DALAI_KUMA

いかに楽しく人生を過ごすか、これが生きるうえで、もっとも大切なことです。ただし、人に迷惑をかけないこと。

生きる(48)

2015-05-28 16:00:42 | ButsuButsu


生きるために、食べることは重要なことだ。

しかし、何を食べるかは、もっと重要なのかもしれない。

そこには、嗜好とか選択とかが働く。

人間の文化は、

何を、どのようにして、食べるのかで進歩を遂げてきた気がする。

例えば、「養う」という漢字は、「羊を食べる」と書く。

羊を食べることが、「家族を養う」ことを意味していた時代の名残である。

「割烹」の「割」は、「肉を割く」ことを意味している。

肉を上手に割いて調理するということは、皇帝に献上する上品な食事だったのだ。

したがって、食にこだわりを持たないのは、文化を知らないことでもある。



浦先生にゴチになったタイラギという貝も、見た目ではわからないほど美味だった。

これは、高級食材らしい。

「生きる」ということは「食べる」ということであり、この日常的な行為が人間に「文化」をもたらした。
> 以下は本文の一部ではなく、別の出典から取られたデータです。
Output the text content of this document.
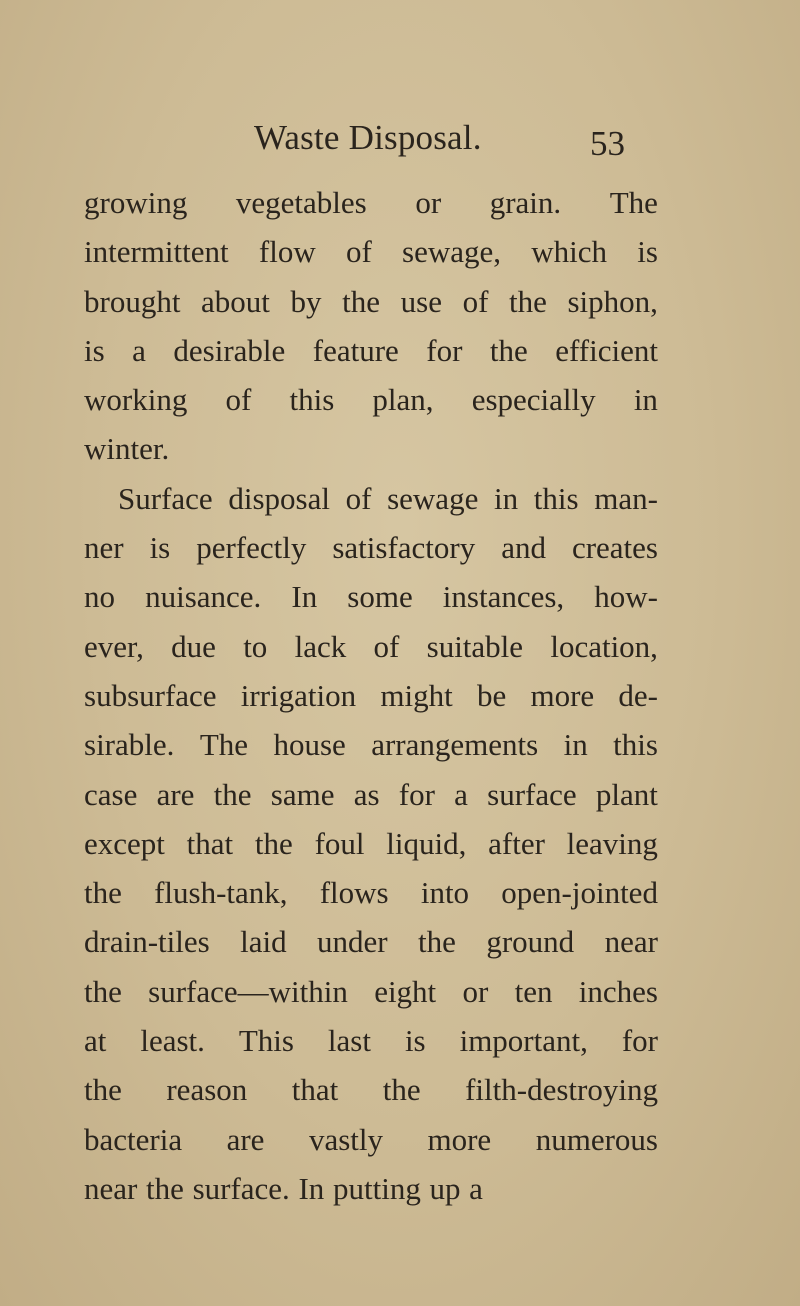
Waste Disposal.	53
growing vegetables or grain. The
intermittent flow of sewage, which is
brought about by the use of the siphon,
is a desirable feature for the efficient
working of this plan, especially in
winter.
Surface disposal of sewage in this man-
ner is perfectly satisfactory and creates
no nuisance. In some instances, how-
ever, due to lack of suitable location,
subsurface irrigation might be more de-
sirable. The house arrangements in this
case are the same as for a surface plant
except that the foul liquid, after leaving
the flush-tank, flows into open-jointed
drain-tiles laid under the ground near
the surface—within eight or ten inches
at least. This last is important, for
the reason that the filth-destroying
bacteria are vastly more numerous
near the surface. In putting up a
だから、日本人が日本の文化を維持するためには、日本食にこだわりを持って食べ続けることだ。

そういう意味で、私はTPPに反対している。

画一的な食材や、スタンダードな調理法からは、うまい食は生まれないし、文化は向上しないからだ。

ほぼ毎週東京に来て外食を強いられている人間にとって、この地の食が私を文化から隔離し始めている。

困ったことだ。

私たちは、とても大切なことを失いつつある。